A contextualização do século XIX feita pela autora refere-se ao período no qual se popularizou o uso das correspondências entre as famílias, pela facilidade trazida pelas estradas de ferro e o avanço nos serviços de correios. As pessoas se correspondiam para contar novidades sobre aspectos da vida cotidiana. Quanto maior o grau de proximidade entre as pessoas, maior a frequência das cartas, ou seja, um caráter social. A carta, dessa forma, é o registro material das memórias familiares.
No caso, as cartas de Van Gogh não se incluem nessa regra. Ele escreve conforme um fluxo natural de seus pensamentos, de forma livre, de acordo com seus sentimentos no momento. É aleatório. Não há preocupação com protocolos. O artista registra suas impressões sobre o mundo e sobre si mesmo. O conteúdo das cartas revela sua subjetividade, as incertezas, as oscilações, e as preferências que se alternavam consoante o momento.
Há mais de setecentos estudos publicados sobre Van Gogh. Isso mostra um enorme interesse pelo artista, pois buscam encontrar os “segredos” de Van Gogh. Porém, essas obras acabam caindo em análises simplificadas, superficiais, transformando-a numa “superfície lisa, sem rugas, sem sombras, enfim, decretando, sua morte”. (FRAIZE-PEREIRA apud GODOY, 1994, p. 102).

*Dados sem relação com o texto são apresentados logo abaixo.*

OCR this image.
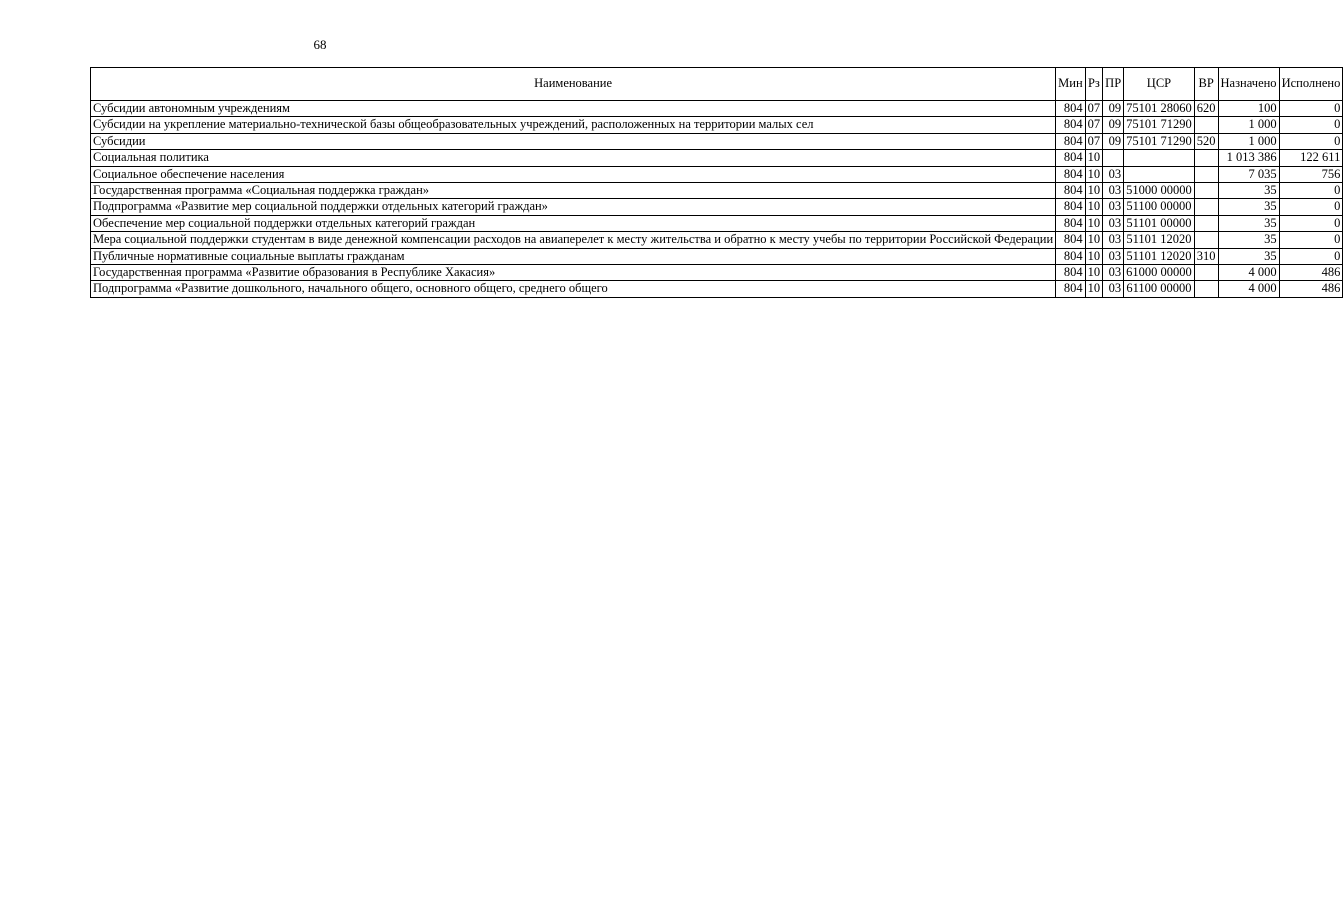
68
Наименование	Мин	Рз	ПР	ЦСР	ВР	Назначено	Исполнено
Субсидии автономным учреждениям	804	07	09	75101 28060	620	100	0
Субсидии на укрепление материально-технической базы общеобразовательных учреждений, расположенных на территории малых сел	804	07	09	75101 71290		1 000	0
Субсидии	804	07	09	75101 71290	520	1 000	0
Социальная политика	804	10				1 013 386	122 611
Социальное обеспечение населения	804	10	03			7 035	756
Государственная программа «Социальная поддержка граждан»	804	10	03	51000 00000		35	0
Подпрограмма «Развитие мер социальной поддержки отдельных категорий граждан»	804	10	03	51100 00000		35	0
Обеспечение мер социальной поддержки отдельных категорий граждан	804	10	03	51101 00000		35	0
Мера социальной поддержки студентам в виде денежной компенсации расходов на авиаперелет к месту жительства и обратно к месту учебы по территории Российской Федерации	804	10	03	51101 12020		35	0
Публичные нормативные социальные выплаты гражданам	804	10	03	51101 12020	310	35	0
Государственная программа «Развитие образования в Республике Хакасия»	804	10	03	61000 00000		4 000	486
Подпрограмма «Развитие дошкольного, начального общего, основного общего, среднего общего	804	10	03	61100 00000		4 000	486
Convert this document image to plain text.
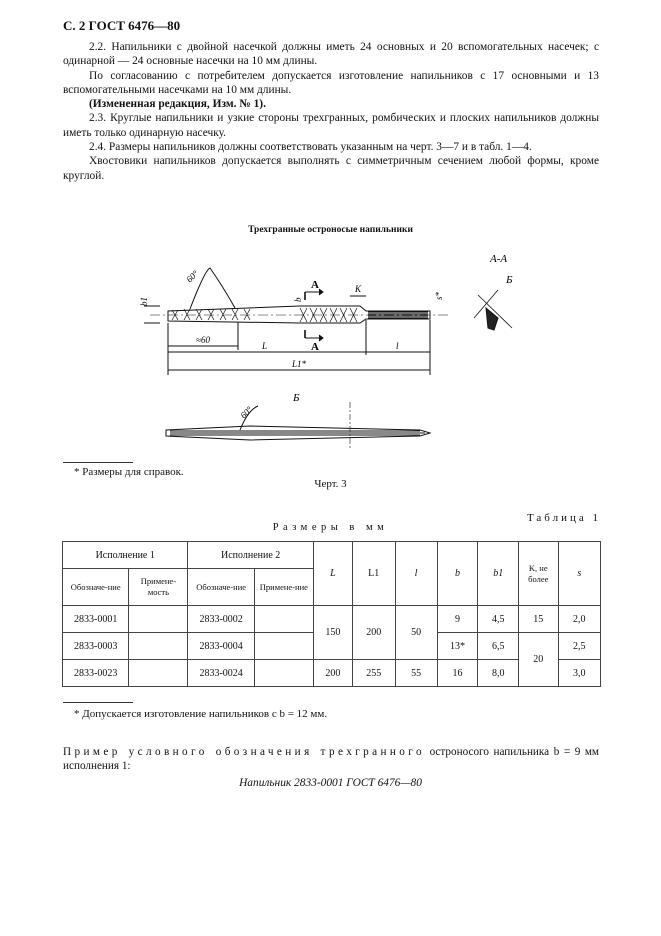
С. 2 ГОСТ 6476—80

2.2. Напильники с двойной насечкой должны иметь 24 основных и 20 вспомогательных насечек; с одинарной — 24 основные насечки на 10 мм длины.

По согласованию с потребителем допускается изготовление напильников с 17 основными и 13 вспомогательными насечками на 10 мм длины.

(Измененная редакция, Изм. № 1).

2.3. Круглые напильники и узкие стороны трехгранных, ромбических и плоских напильников должны иметь только одинарную насечку.

2.4. Размеры напильников должны соответствовать указанным на черт. 3—7 и в табл. 1—4.

Хвостовики напильников допускается выполнять с симметричным сечением любой формы, кроме круглой.

Трехгранные остроносые напильники
b1
60°
≈60
L
L1*
l
b
K
s*
А
А
А-А
Б
Б
60°
* Размеры для справок.
Черт. 3
Таблица 1
Размеры в мм
Исполнение 1		Исполнение 2		L	L1	l	b	b1	K, не более	s
Обозначе-ние	Примене-мость	Обозначе-ние	Примене-ние							
2833-0001		2833-0002		150	200	50	9	4,5	15	2,0
2833-0003		2833-0004					13*	6,5	20	2,5
2833-0023		2833-0024		200	255	55	16	8,0		3,0
* Допускается изготовление напильников с b = 12 мм.
Пример условного обозначения трехгранного остроносого напильника b = 9 мм исполнения 1:
Напильник 2833-0001 ГОСТ 6476—80
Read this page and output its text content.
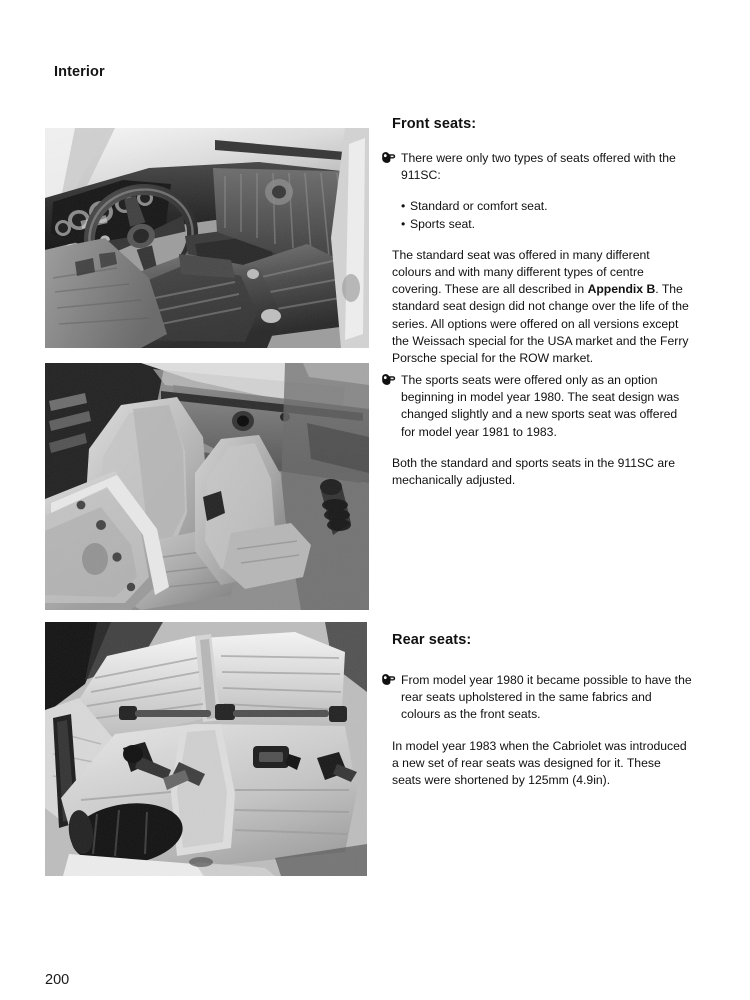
Interior
Front seats:

There were only two types of seats offered with the 911SC:

• Standard or comfort seat.
• Sports seat.

The standard seat was offered in many different colours and with many different types of centre covering. These are all described in Appendix B. The standard seat design did not change over the life of the series. All options were offered on all versions except the Weissach special for the USA market and the Ferry Porsche special for the ROW market.

The sports seats were offered only as an option beginning in model year 1980. The seat design was changed slightly and a new sports seat was offered for model year 1981 to 1983.

Both the standard and sports seats in the 911SC are mechanically adjusted.

Rear seats:

From model year 1980 it became possible to have the rear seats upholstered in the same fabrics and colours as the front seats.

In model year 1983 when the Cabriolet was introduced a new set of rear seats was designed for it. These seats were shortened by 125mm (4.9in).

200
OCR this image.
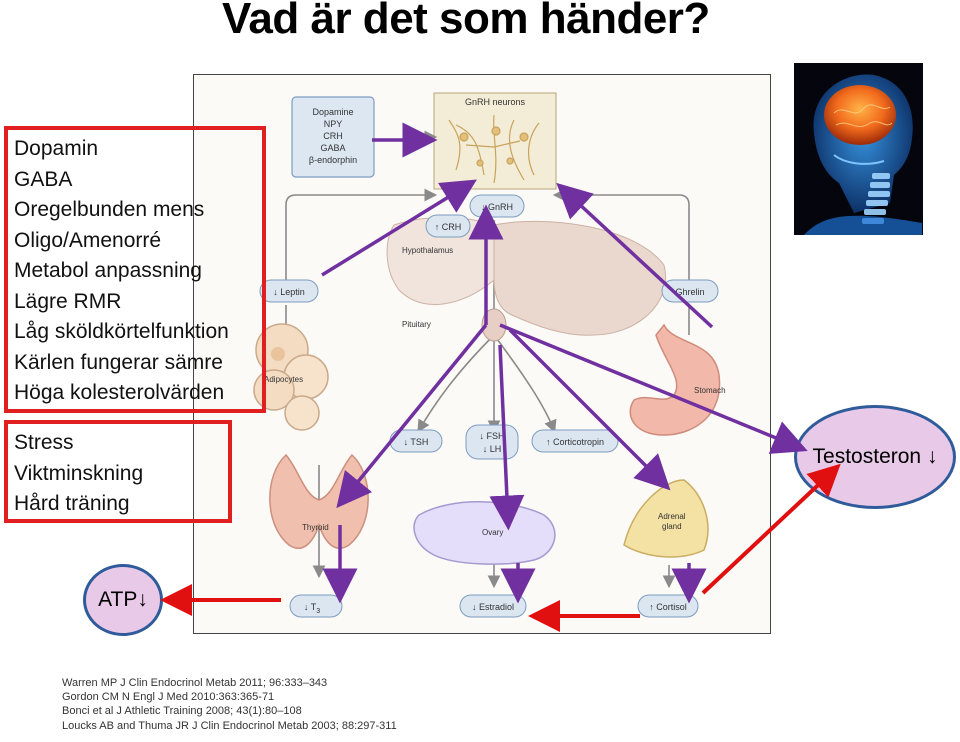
Vad är det som händer?
Dopamine
NPY
CRH
GABA
β-endorphin
GnRH neurons
Hypothalamus
Pituitary
↓ GnRH
↑ CRH
↓ Leptin	Ghrelin
Adipocytes
Stomach
↓ TSH
↓ FSH
↓ LH
↑ Corticotropin
Thyroid
Ovary
Adrenal
gland
↓ $T_3$	↓ Estradiol	↑ Cortisol
Dopamin
GABA
Oregelbunden mens
Oligo/Amenorré
Metabol anpassning
Lägre RMR
Låg sköldkörtelfunktion
Kärlen fungerar sämre
Höga kolesterolvärden
Stress
Viktminskning
Hård träning
Testosteron ↓
ATP↓
Warren MP J Clin Endocrinol Metab 2011; 96:333–343
Gordon CM N Engl J Med 2010:363:365-71
Bonci et al J Athletic Training 2008; 43(1):80–108
Loucks AB and Thuma JR J Clin Endocrinol Metab 2003; 88:297-311
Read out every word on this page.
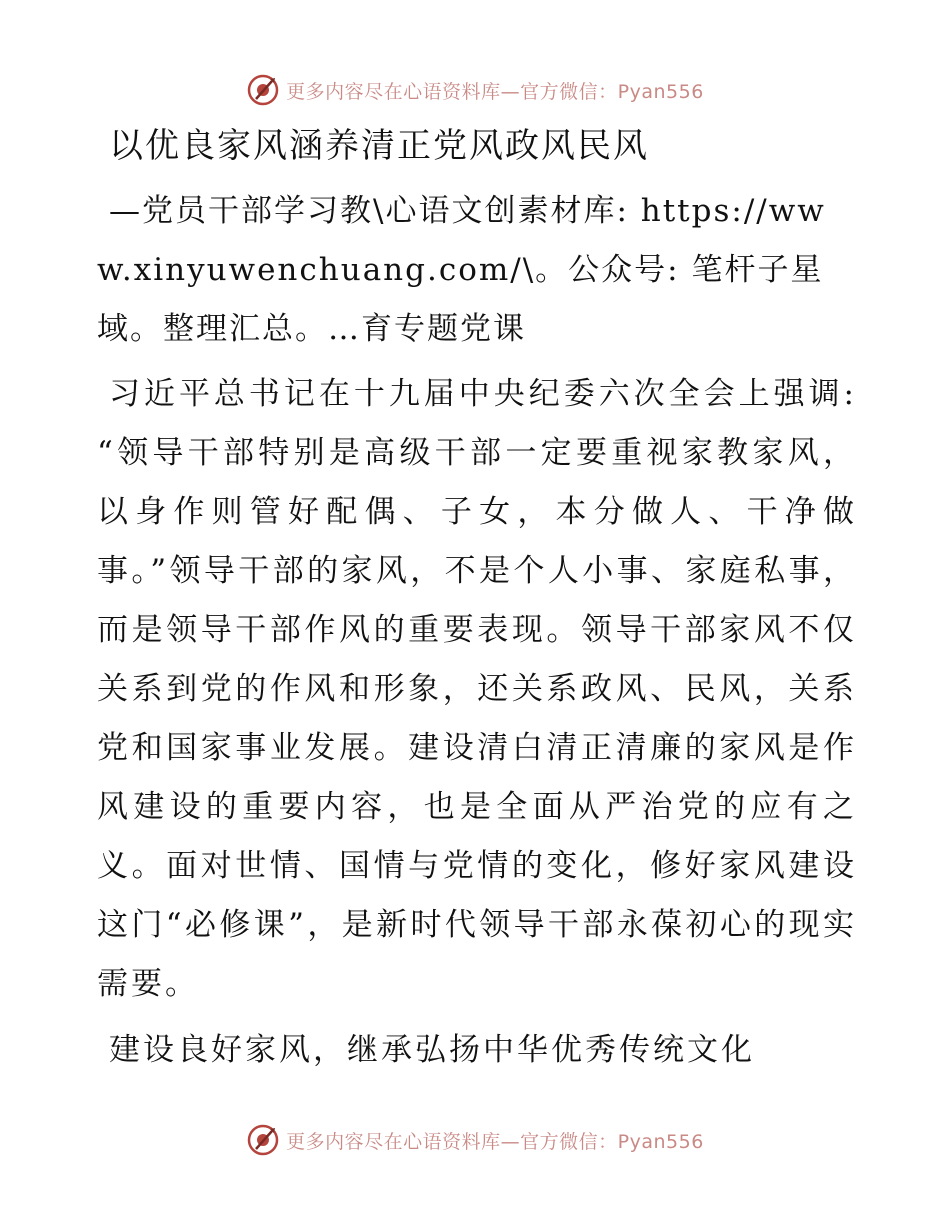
更多内容尽在心语资料库—官方微信：Pyan556
以优良家风涵养清正党风政风民风

—党员干部学习教\心语文创素材库: https://www.xinyuwenchuang.com/\。公众号: 笔杆子星域。整理汇总。…育专题党课

习近平总书记在十九届中央纪委六次全会上强调: “领导干部特别是高级干部一定要重视家教家风，以身作则管好配偶、子女，本分做人、干净做事。”领导干部的家风，不是个人小事、家庭私事，而是领导干部作风的重要表现。领导干部家风不仅关系到党的作风和形象，还关系政风、民风，关系党和国家事业发展。建设清白清正清廉的家风是作风建设的重要内容，也是全面从严治党的应有之义。面对世情、国情与党情的变化，修好家风建设这门“必修课”，是新时代领导干部永葆初心的现实需要。

建设良好家风，继承弘扬中华优秀传统文化
更多内容尽在心语资料库—官方微信：Pyan556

Deve haver um contraponto entre as análises, considerando a subjetividade do artista, a questão psicológica, mas equilibrado ao mesmo tempo com a análise de suas obras, no sentido de se analisar a estética das pinturas e os aspectos de sua vivência, em seu contexto históricosocial.
Van Gogh amava o campo, sendo seu refúgio ou local onde buscava e renovava suas forças. Ele desejava mostrar a sua plena recuperação no período em que viveu no campo. As formas tortuosas e contrastantes entre as cores são os modos de enxergar a realidade e o mundo.
A cunhada de Van Gogh, após sua morte, pediu para que as cartas fossem tratadas com consideração, para que a vida dramática dele não obscurecesse a percepção sobre sua obra.
É interessante perceber como a própria família receia do que se poderia interpretar a partir da leitura dessas cartas. Van Gogh, de fato, teve uma vida muito difícil: solidão, rejeição, doenças mentais e físicas, mas tudo isso não enfraqueceu o seu talento nato.
Ao citar trechos das várias cartas de Van Gogh acerca de aspectos da sua vida, essa obra adentra ao seu interior. É muito interessante ler esses trechos, pois trazem ao leitor uma experiência de imersão no interior do psíquico desse artista. As cartas são divididas em vários temas, fases vividas pelo artista: relação com a família, relação específica com o irmão Theo, reflexões e valores, reconhecimento do trabalho, sacrifícios, opressão, isolamento, vida afetiva, cotidiano, relação com amigos, pensamento sobre a morte, opinião sobre a arte da época, reflexões sobre sua própria arte, sua relação com outros artistas, doenças, expectativas quanto ao futuro e experiências com médicos e sanatórios.
Essa obra nos leva a enxergar Van Gogh de outra forma, começando a ver o verdadeiro homem que está por trás do nome e das incríveis obras que valem milhões de euros na atualidade. O homem que existe atrás da arte, que também possuía suas limitações, mas que não deixou de viver a vida e ver a realidade com seus próprios olhos, da sua própria forma, exteriorizando-a em forma de pintura.
Referências
BOURDIEU, Pierre. A ilusão biográfica. In: AMADO, Janaína; FERREIRA, Marieta de Moraes (Org.). Usos & abusos da história oral. 8. ed. Rio de Janeiro: FGV, 2006. p. 183-191.
FOCAULT, Michael. O que é um autor? Lisboa: Vega, 1992.
VILAS BOAS, Sérgio. Biografias e biógrafos: jornalismo sobre personagens. São Paulo: Summus, 2002. Submetido em 24 de julho de 2014. Aprovado em 19 de agosto de 2014.